The Tax Court Weighs in on the Debate Over a Trust’s Material Participation in a BusinessMay 13, 2014 – Articles Estate Planning Blog
Last month, the Tax Court became yet another voice in the debate over a trust’s material participation in a business for the purposes of the new 3.8 percent surtax on net investment income. A trust can avoid this surtax if the trust materially participates in the activity that generates the investment income.
In Frank Aragona Trust v. Commissioner, the Tax Court ruled that a trustee’s involvement in a business as an employee of an entity owned by the trust counts toward a trust’s material participation in the business. In so holding, the Aragona court reasoned that a trustee may not shed his fiduciary duties simply because he is acting in his role as an employee to the business. Therefore, any activities performed by a trustee in his role as an employee of the business should count toward the trust’s material participation in the business. The Tax Court applied Michigan law in its analysis of a trustee's duties.

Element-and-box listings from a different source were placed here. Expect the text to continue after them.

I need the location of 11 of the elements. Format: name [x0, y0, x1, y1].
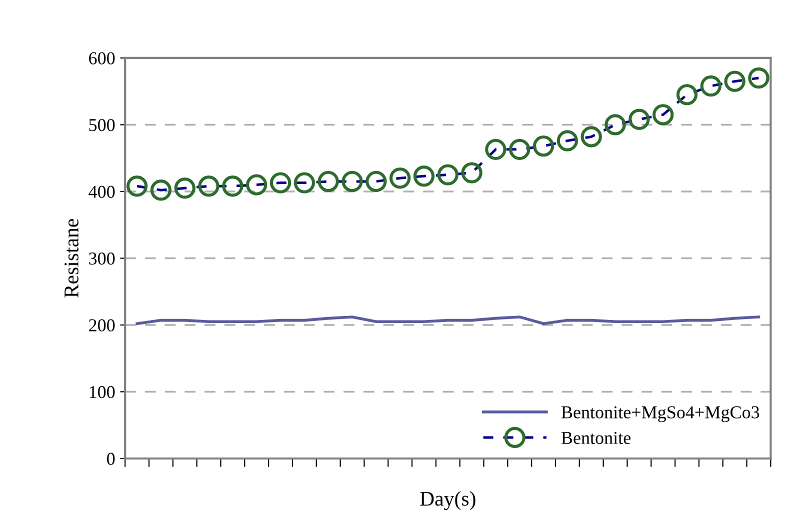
y-axis-title: Resistane: [64, 219, 78, 298]
y-tick-label: 400: [88, 186, 115, 198]
y-tick-label: 200: [89, 319, 115, 332]
y-tick-label: 300: [89, 252, 115, 265]
legend-label: Bentonite: [561, 432, 630, 444]
y-tick-label: 600: [89, 52, 115, 64]
x-axis-title: Day(s): [420, 491, 476, 510]
y-tick-label: 0: [107, 452, 115, 465]
y-tick-label: 100: [90, 386, 115, 398]
y-tick-label: 500: [89, 118, 115, 132]
legend-label: Bentonite+MgSo4+MgCo3: [561, 406, 760, 422]
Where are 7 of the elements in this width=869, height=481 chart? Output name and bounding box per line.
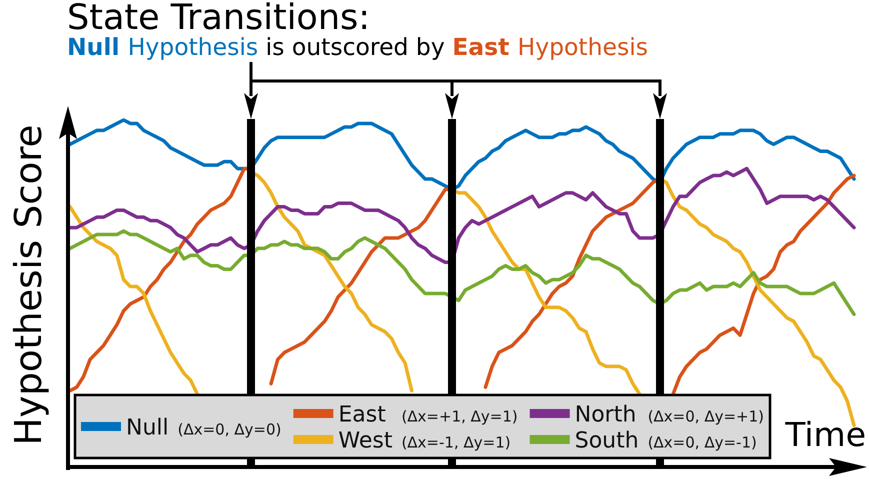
- legend-label: South (Δx=0, Δy=-1): [574, 428, 757, 454]
- legend-label: Null (Δx=0, Δy=0): [126, 416, 282, 440]
- legend-label: West (Δx=-1, Δy=1): [338, 428, 511, 454]
- x-axis-title: Time: [784, 415, 866, 454]
- legend-label: North (Δx=0, Δy=+1): [574, 402, 764, 428]
- y-axis-title: Hypothesis Score: [7, 124, 50, 446]
- legend-label: East (Δx=+1, Δy=1): [338, 402, 518, 428]
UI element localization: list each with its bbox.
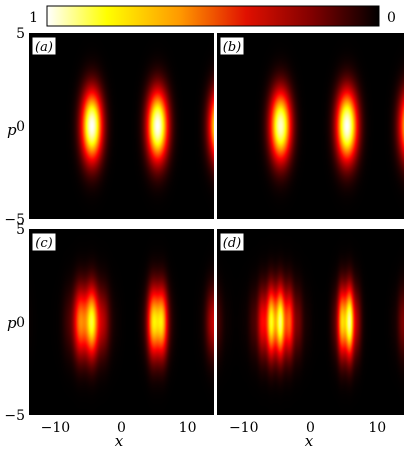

The Aragona court also implied that the activities of those other than the trustee, such as a trust’s employees, may also count towards the trust’s material participation in a business. The Aragona court, however, did not go so far as to rule on this issue because the court was content that the trustees' activities, without regard to the other trust employees activities, satisfied the material participation requirement.
The Aragona ruling is beneficial to a trust that holds an ownership interest in a business. The ruling supports including the activities of the trustees in their roles as employees of a business owned by the trust for the purposes of the trust’s material participation. Thus, under Aragona, the trustees’ day-to-day activities as officers and consultants of the trust-owned business will count towards the trust’s material participation in the business.
Prior to the Aragona ruling, IRS publications had stated that only the trustee’s activities in the trustee’s capacity as a fiduciary should be counted for purposes of determining material participation. Conversely, case law had held that the activities of the trustee, beneficiaries and trust employees, collectively, should be considered in determining whether a trust materially participates in a business.